Our recent house price index showed that house price growth for the year to date remained relatively...
Our recent house price index showed that house price growth for the year to date remained relatively measured and will continue to be so. On a national basis, we expect the final figure for house price growth in 2005 to be about -2%.
The Bank of England Base Rate cut in August is expected to help underpin the market, keeping mortgage repayments in line with historical averages as a percentage of salary. We predicted that the Bank of England Base Rate would finish the year at 4.25%, and with many indicators suggesting there might be a further reduction we still expect this to be the case.
Speculation remains about a 1990s-style housing market fall, but this is highly unlikely. During previous economic cycles, downturns in the residential property market have been caused by a combination of recession, steeply rising unemployment and significant rises in interest rates.

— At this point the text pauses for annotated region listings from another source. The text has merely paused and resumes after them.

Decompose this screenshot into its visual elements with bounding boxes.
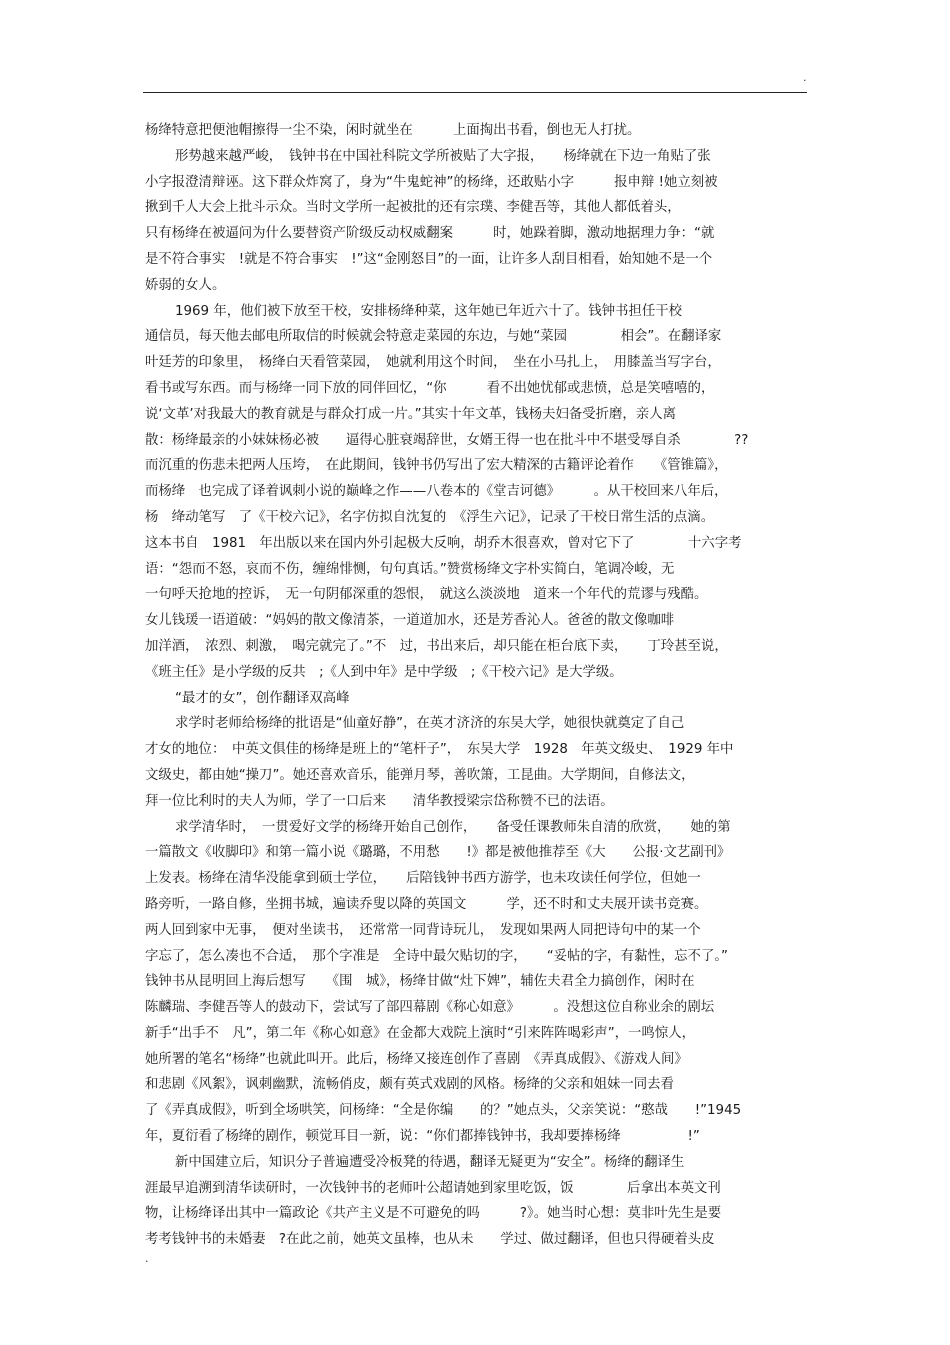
text-line: 《班主任》是小学级的反共 ;《人到中年》是中学级 ;《干校六记》是大学级。 <box>145 664 623 680</box>
text-line: 和悲剧《风絮》，讽刺幽默，流畅俏皮，颇有英式戏剧的风格。杨绛的父亲和姐妹一同去看 <box>145 1077 674 1093</box>
text-line: 拜一位比利时的夫人为师，学了一口后来 清华教授梁宗岱称赞不已的法语。 <box>145 793 614 809</box>
text-line: 说‘文革’对我最大的教育就是与群众打成一片。”其实十年文革，钱杨夫妇备受折磨，亲人离 <box>145 406 676 422</box>
text-line: 一篇散文《收脚印》和第一篇小说《璐璐，不用愁 !》都是被他推荐至《大 公报·文艺副刊》 <box>145 845 731 861</box>
text-line: 杨 绛动笔写 了《干校六记》，名字仿拟自沈复的 《浮生六记》，记录了干校日常生活的点滴。 <box>145 509 715 525</box>
text-line: 形势越来越严峻， 钱钟书在中国社科院文学所被贴了大字报， 杨绛就在下边一角贴了张 <box>175 148 711 164</box>
text-line: 求学时老师给杨绛的批语是“仙童好静”，在英才济济的东吴大学，她很快就奠定了自己 <box>175 716 685 732</box>
text-line: 只有杨绛在被逼问为什么要替资产阶级反动权威翻案 时，她跺着脚，激动地据理力争：“就 <box>145 226 715 242</box>
text-line: 物，让杨绛译出其中一篇政论《共产主义是不可避免的吗 ?》。她当时心想：莫非叶先生是要 <box>145 1206 722 1222</box>
header-rule <box>143 92 807 93</box>
text-line: 女儿钱瑗一语道破：“妈妈的散文像清茶，一道道加水，还是芳香沁人。爸爸的散文像咖啡 <box>145 613 675 629</box>
text-line: 杨绛特意把便池帽擦得一尘不染，闲时就坐在 上面掏出书看，倒也无人打扰。 <box>145 123 641 138</box>
text-line: 两人回到家中无事， 便对坐读书， 还常常一同背诗玩儿， 发现如果两人同把诗句中的某一个 <box>145 922 701 938</box>
text-line: 是不符合事实 !就是不符合事实 !”这“金刚怒目”的一面，让许多人刮目相看，始知她不是一个 <box>145 251 713 267</box>
text-line: 考考钱钟书的未婚妻 ?在此之前，她英文虽棒，也从未 学过、做过翻译，但也只得硬着头皮 <box>145 1232 715 1248</box>
text-line: 散：杨绛最亲的小妹妹杨必被 逼得心脏衰竭辞世，女婿王得一也在批斗中不堪受辱自杀 ?? <box>145 432 749 448</box>
text-line: 新中国建立后，知识分子普遍遭受冷板凳的待遇，翻译无疑更为“安全”。杨绛的翻译生 <box>175 1154 685 1170</box>
text-line: 看书或写东西。而与杨绛一同下放的同伴回忆，“你 看不出她忧郁或悲愤，总是笑嘻嘻的， <box>145 380 715 396</box>
text-line: 语：“怨而不怒，哀而不伤，缠绵悱恻，句句真话。”赞赏杨绛文字朴实简白，笔调冷峻，无 <box>145 561 675 577</box>
body-text <box>145 118 845 1253</box>
text-line: 而沉重的伤悲未把两人压垮， 在此期间，钱钟书仍写出了宏大精深的古籍评论着作 《管锥篇》， <box>145 458 728 474</box>
text-line: 涯最早追溯到清华读研时，一次钱钟书的老师叶公超请她到家里吃饭，饭 后拿出本英文刊 <box>145 1180 721 1196</box>
text-line: 路旁听，一路自修，坐拥书城，遍读乔叟以降的英国文 学，还不时和丈夫展开读书竞赛。 <box>145 896 708 912</box>
text-line: 叶廷芳的印象里， 杨绛白天看管菜园， 她就利用这个时间， 坐在小马扎上， 用膝盖当写字台， <box>145 355 721 371</box>
text-line: 求学清华时， 一贯爱好文学的杨绛开始自己创作， 备受任课教师朱自清的欣赏， 她的第 <box>175 819 731 835</box>
text-line: 娇弱的女人。 <box>145 277 226 293</box>
text-line: 一句呼天抢地的控诉， 无一句阴郁深重的怨恨， 就这么淡淡地 道来一个年代的荒谬与残酷。 <box>145 587 708 603</box>
text-line: 才女的地位： 中英文俱佳的杨绛是班上的“笔杆子”， 东吴大学 1928 年英文级史、 1929 年中 <box>145 742 734 758</box>
text-line: 通信员，每天他去邮电所取信的时候就会特意走菜园的东边，与她“菜园 相会”。在翻译家 <box>145 329 722 345</box>
text-line: 小字报澄清辩诬。这下群众炸窝了，身为“牛鬼蛇神”的杨绛，还敢贴小字 报申辩 !她立刻被 <box>145 174 718 190</box>
text-line: 揪到千人大会上批斗示众。当时文学所一起被批的还有宗璞、李健吾等，其他人都低着头， <box>145 200 681 216</box>
text-line: 而杨绛 也完成了译着讽刺小说的巅峰之作——八卷本的《堂吉诃德》 。从干校回来八年后， <box>145 484 728 500</box>
text-line: 字忘了，怎么凑也不合适， 那个字准是 全诗中最欠贴切的字， “妥帖的字，有黏性，忘不了。” <box>145 948 728 964</box>
footer-dot: . <box>145 1252 149 1265</box>
header-dot: . <box>803 71 807 84</box>
text-line: 了《弄真成假》，听到全场哄笑，问杨绛：“全是你编 的？”她点头，父亲笑说：“憨哉 !”1945 <box>145 1103 742 1119</box>
text-line: 加洋酒， 浓烈、刺激， 喝完就完了。”不 过，书出来后，却只能在柜台底下卖， 丁玲甚至说， <box>145 638 728 654</box>
text-line: 她所署的笔名“杨绛”也就此叫开。此后，杨绛又接连创作了喜剧 《弄真成假》、《游戏人间》 <box>145 1051 688 1067</box>
section-heading: “最才的女”，创作翻译双高峰 <box>175 690 350 706</box>
text-line: 钱钟书从昆明回上海后想写 《围 城》，杨绛甘做“灶下婢”，辅佐夫君全力搞创作，闲时在 <box>145 974 695 990</box>
text-line: 1969 年，他们被下放至干校，安排杨绛种菜，这年她已年近六十了。钱钟书担任干校 <box>175 303 683 319</box>
text-line: 新手“出手不 凡”，第二年《称心如意》在金都大戏院上演时“引来阵阵喝彩声”，一鸣惊人， <box>145 1025 695 1041</box>
text-line: 这本书自 1981 年出版以来在国内外引起极大反响，胡乔木很喜欢，曾对它下了 十六字考 <box>145 535 742 551</box>
text-line: 文级史，都由她“操刀”。她还喜欢音乐，能弹月琴，善吹箫，工昆曲。大学期间，自修法文， <box>145 767 695 783</box>
text-line: 上发表。杨绛在清华没能拿到硕士学位， 后陪钱钟书西方游学，也未攻读任何学位，但她一 <box>145 871 701 887</box>
text-line: 年，夏衍看了杨绛的剧作，顿觉耳目一新，说：“你们都捧钱钟书，我却要捧杨绛 !” <box>145 1129 700 1145</box>
text-line: 陈麟瑞、李健吾等人的鼓动下，尝试写了部四幕剧《称心如意》 。没想这位自称业余的剧坛 <box>145 1000 715 1016</box>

The current economic fundamentals and housing market are very different to the early 1990s: UK plc is in good shape, there are high levels of employment and interest rates remain at historically low levels.
Although the market has cooled over the past year, we need to remember that the levels of house price growth seen in previous years were extraordinary, and much higher than any historic average. Since January 2000 the average UK house price has almost doubled (house price inflation between January 2000 and August 2005 was 96%).
Encouragingly, market activity is improving somewhat. The number of mortgage approvals to fund house purchase continued its upward trend in July, according to the latest Bank of England figures, with the number of loans 26% higher than in November 2004 on a seasonally adjusted basis. Completed sales rose in July after four months of stagnation and there was an increase in new buyer inquiries for the second consecutive month, according to estate agents.
When Halifax issued its economic forecast for 2005 we stated we expected earnings to outstrip house price growth for only the second time in 10 years. As earnings continue to grow the affordability constraints experienced within the market will reduce, allowing both first-time buyers and those wishing to trade up to make a purchase.
House price inflation will not be uniform across the UK. We expect the north/south divide to narrow further. We predict the average house price in the south will be 1.6 times as high as in the north at the end of 2005, compared with 1.7 times in 2004.
There is still a shortage of good- quality housing in many areas of the UK. This lack of affordable good- quality housing will also underpin the market. Although new developments and initiatives designed to reduce this shortage have received much attention recently, no short or even medium-term panacea exists.
UK base rates at 4.25% by end of 2005.
House prices to fall by 2% during 2005.
Housing shortage underpins prices in the medium term.